Et ce jeune homme et ce peuple se mirent en marche d’un pas rapide, accéléré au fur et à mesure… On eût juré qu’ils allaient escalader la Haute-Ville, l’envahir, l’emporter sans coup férir, tel un ouragan qui passe, gronde, brise, s’enfuit vers d’autres horizons.

. . . . . . . . . . . . . . . . . . . . . . . . .

On remarquait sur la rue Buade l’enseigne d’une auberge qui représentait, par une peinture un peu grossière, une déesse élevant vers le ciel une coupe remplie d’une liqueur vermeille ; sous les pieds de la déesse, qui semblait se dresser sur un roc environné d’une eau moutonneuse, on lisait cette inscription en grosses lettres d’or :


« Aux dieux de l’Olympe ! »


Et cette enseigne bizarre, lorsque le vent s’engouffrait dans la rue Buade, se balançait capricieusement au-dessus de la rue.
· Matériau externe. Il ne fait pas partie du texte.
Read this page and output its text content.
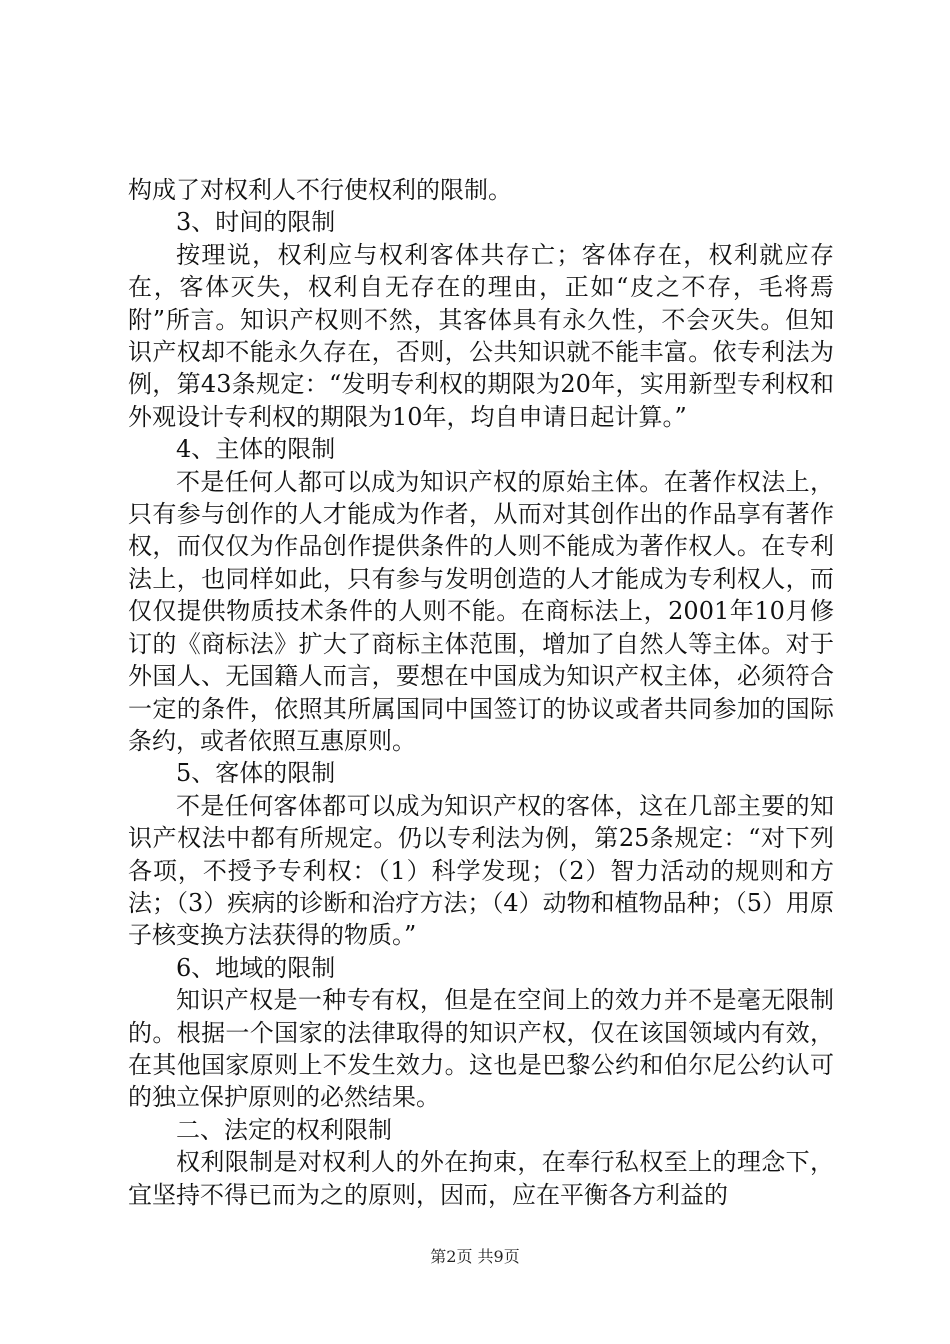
构成了对权利人不行使权利的限制。

3、时间的限制

按理说，权利应与权利客体共存亡；客体存在，权利就应存在，客体灭失，权利自无存在的理由，正如“皮之不存，毛将焉附”所言。知识产权则不然，其客体具有永久性，不会灭失。但知识产权却不能永久存在，否则，公共知识就不能丰富。依专利法为例，第43条规定：“发明专利权的期限为20年，实用新型专利权和外观设计专利权的期限为10年，均自申请日起计算。”

4、主体的限制

不是任何人都可以成为知识产权的原始主体。在著作权法上，只有参与创作的人才能成为作者，从而对其创作出的作品享有著作权，而仅仅为作品创作提供条件的人则不能成为著作权人。在专利法上，也同样如此，只有参与发明创造的人才能成为专利权人，而仅仅提供物质技术条件的人则不能。在商标法上，2001年10月修订的《商标法》扩大了商标主体范围，增加了自然人等主体。对于外国人、无国籍人而言，要想在中国成为知识产权主体，必须符合一定的条件，依照其所属国同中国签订的协议或者共同参加的国际条约，或者依照互惠原则。

5、客体的限制

不是任何客体都可以成为知识产权的客体，这在几部主要的知识产权法中都有所规定。仍以专利法为例，第25条规定：“对下列各项，不授予专利权：（1）科学发现；（2）智力活动的规则和方法；（3）疾病的诊断和治疗方法；（4）动物和植物品种；（5）用原子核变换方法获得的物质。”

6、地域的限制

知识产权是一种专有权，但是在空间上的效力并不是毫无限制的。根据一个国家的法律取得的知识产权，仅在该国领域内有效，在其他国家原则上不发生效力。这也是巴黎公约和伯尔尼公约认可的独立保护原则的必然结果。

二、法定的权利限制

权利限制是对权利人的外在拘束，在奉行私权至上的理念下，宜坚持不得已而为之的原则，因而，应在平衡各方利益的

第2页 共9页
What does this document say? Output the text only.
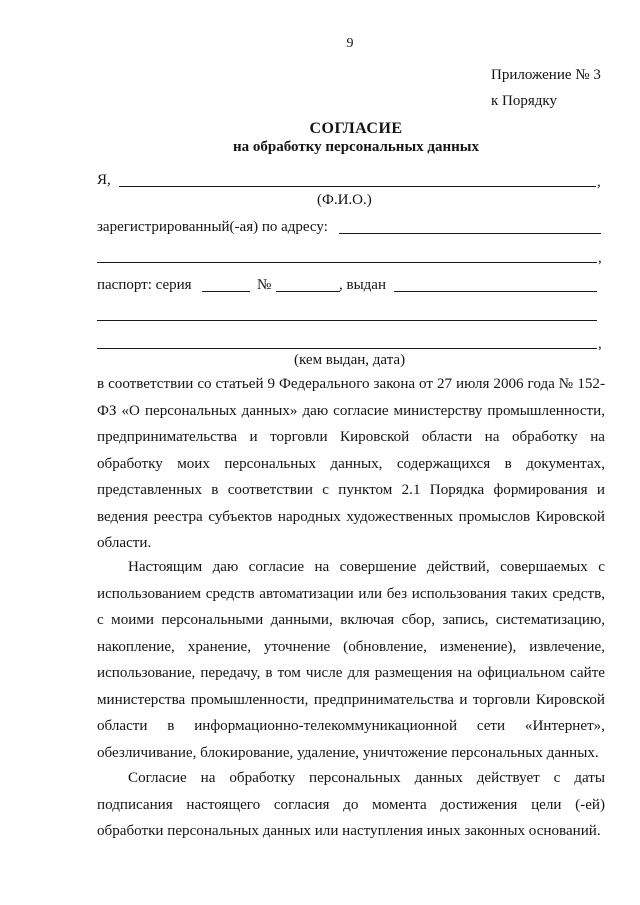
9
Приложение № 3
к Порядку
СОГЛАСИЕ
на обработку персональных данных
Я,	,
(Ф.И.О.)
зарегистрированный(-ая) по адресу:
,
паспорт: серия	№	, выдан
,
(кем выдан, дата)
в соответствии со статьей 9 Федерального закона от 27 июля 2006 года № 152-ФЗ «О персональных данных» даю согласие министерству промышленности, предпринимательства и торговли Кировской области на обработку на обработку моих персональных данных, содержащихся в документах, представленных в соответствии с пунктом 2.1 Порядка формирования и ведения реестра субъектов народных художественных промыслов Кировской области.
Настоящим даю согласие на совершение действий, совершаемых с использованием средств автоматизации или без использования таких средств, с моими персональными данными, включая сбор, запись, систематизацию, накопление, хранение, уточнение (обновление, изменение), извлечение, использование, передачу, в том числе для размещения на официальном сайте министерства промышленности, предпринимательства и торговли Кировской области в информационно-телекоммуникационной сети «Интернет», обезличивание, блокирование, удаление, уничтожение персональных данных.
Согласие на обработку персональных данных действует с даты подписания настоящего согласия до момента достижения цели (-ей) обработки персональных данных или наступления иных законных оснований.
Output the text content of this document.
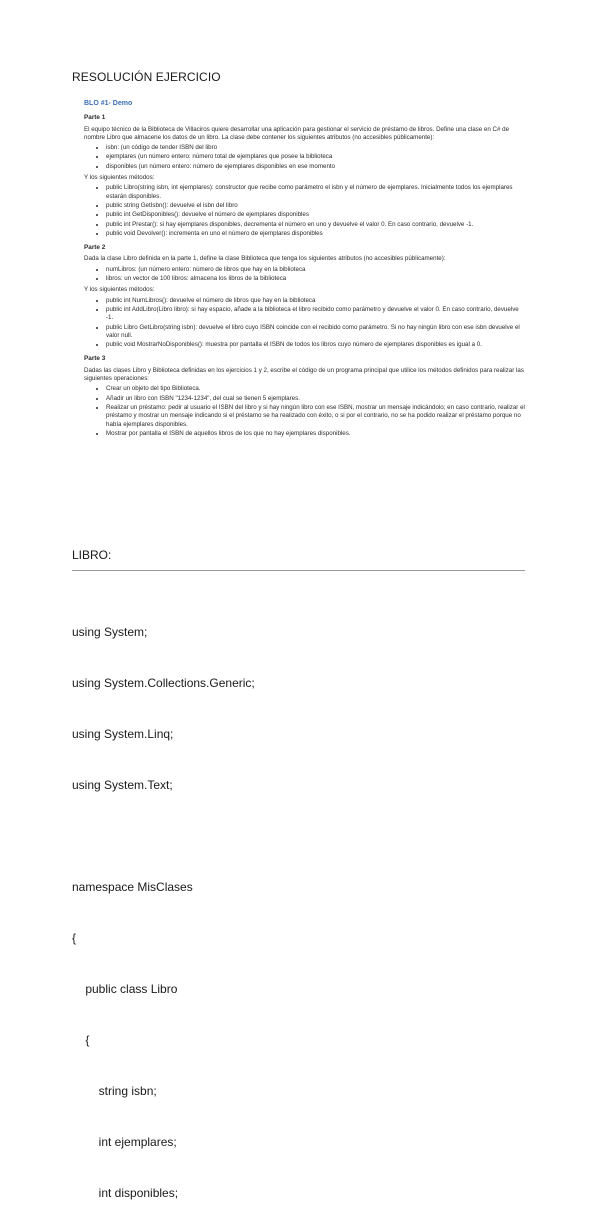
RESOLUCIÓN EJERCICIO
BLO #1- Demo
Parte 1

El equipo técnico de la Biblioteca de Villaciros quiere desarrollar una aplicación para gestionar el servicio de préstamo de libros. Define una clase en C# de nombre Libro que almacene los datos de un libro. La clase debe contener los siguientes atributos (no accesibles públicamente):

• isbn: (un código de tender ISBN del libro
• ejemplares (un número entero: número total de ejemplares que posee la biblioteca
• disponibles (un número entero: número de ejemplares disponibles en ese momento

Y los siguientes métodos:

• public Libro(string isbn, int ejemplares): constructor que recibe como parámetro el isbn y el número de ejemplares. Inicialmente todos los ejemplares estarán disponibles.
• public string GetIsbn(): devuelve el isbn del libro
• public int GetDisponibles(): devuelve el número de ejemplares disponibles
• public int Prestar(): si hay ejemplares disponibles, decrementa el número en uno y devuelve el valor 0. En caso contrario, devuelve -1.
• public void Devolver(): incrementa en uno el número de ejemplares disponibles
Parte 2

Dada la clase Libro definida en la parte 1, define la clase Biblioteca que tenga los siguientes atributos (no accesibles públicamente):

• numLibros: (un número entero: número de libros que hay en la biblioteca
• libros: un vector de 100 libros: almacena los libros de la biblioteca

Y los siguientes métodos:

• public int NumLibros(): devuelve el número de libros que hay en la biblioteca
• public int AddLibro(Libro libro): si hay espacio, añade a la biblioteca el libro recibido como parámetro y devuelve el valor 0. En caso contrario, devuelve -1.
• public Libro GetLibro(string isbn): devuelve el libro cuyo ISBN coincide con el recibido como parámetro. Si no hay ningún libro con ese isbn devuelve el valor null.
• public void MostrarNoDisponibles(): muestra por pantalla el ISBN de todos los libros cuyo número de ejemplares disponibles es igual a 0.
Parte 3

Dadas las clases Libro y Biblioteca definidas en los ejercicios 1 y 2, escribe el código de un programa principal que utilice los métodos definidos para realizar las siguientes operaciones:

• Crear un objeto del tipo Biblioteca.
• Añadir un libro con ISBN "1234-1234", del cual se tienen 5 ejemplares.
• Realizar un préstamo: pedir al usuario el ISBN del libro y si hay ningún libro con ese ISBN, mostrar un mensaje indicándolo; en caso contrario, realizar el préstamo y mostrar un mensaje indicando si el préstamo se ha realizado con éxito, o si por el contrario, no se ha podido realizar el préstamo porque no había ejemplares disponibles.
• Mostrar por pantalla el ISBN de aquellos libros de los que no hay ejemplares disponibles.
LIBRO:

using System;

using System.Collections.Generic;

using System.Linq;

using System.Text;

namespace MisClases

{

public class Libro

{

string isbn;

int ejemplares;

int disponibles;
Quant à l’auberge, on l’appelait simplement L’OLYMPE.

La devanture de cette auberge était faite en forme de véranda, et des tables et des sièges y étaient disposés pour recevoir les passants qui désiraient ou se rafraîchir ou se fortifier.

Pendant que défilaient les bataillons du roi, pendant que le peuple acclamait ou grondait, pendant que gentilshommes et dames laissaient éclater leur joie, devant l’auberge de L’OLYMPE, assis aux tables de la véranda, de jeunes officiers de la maison de M. de Vaudreuil et des cadets de la maison de Monsieur Bigot buvaient largement le vin de France, tout en discourant à voix retentissante, tout en riant aux plus grands éclats.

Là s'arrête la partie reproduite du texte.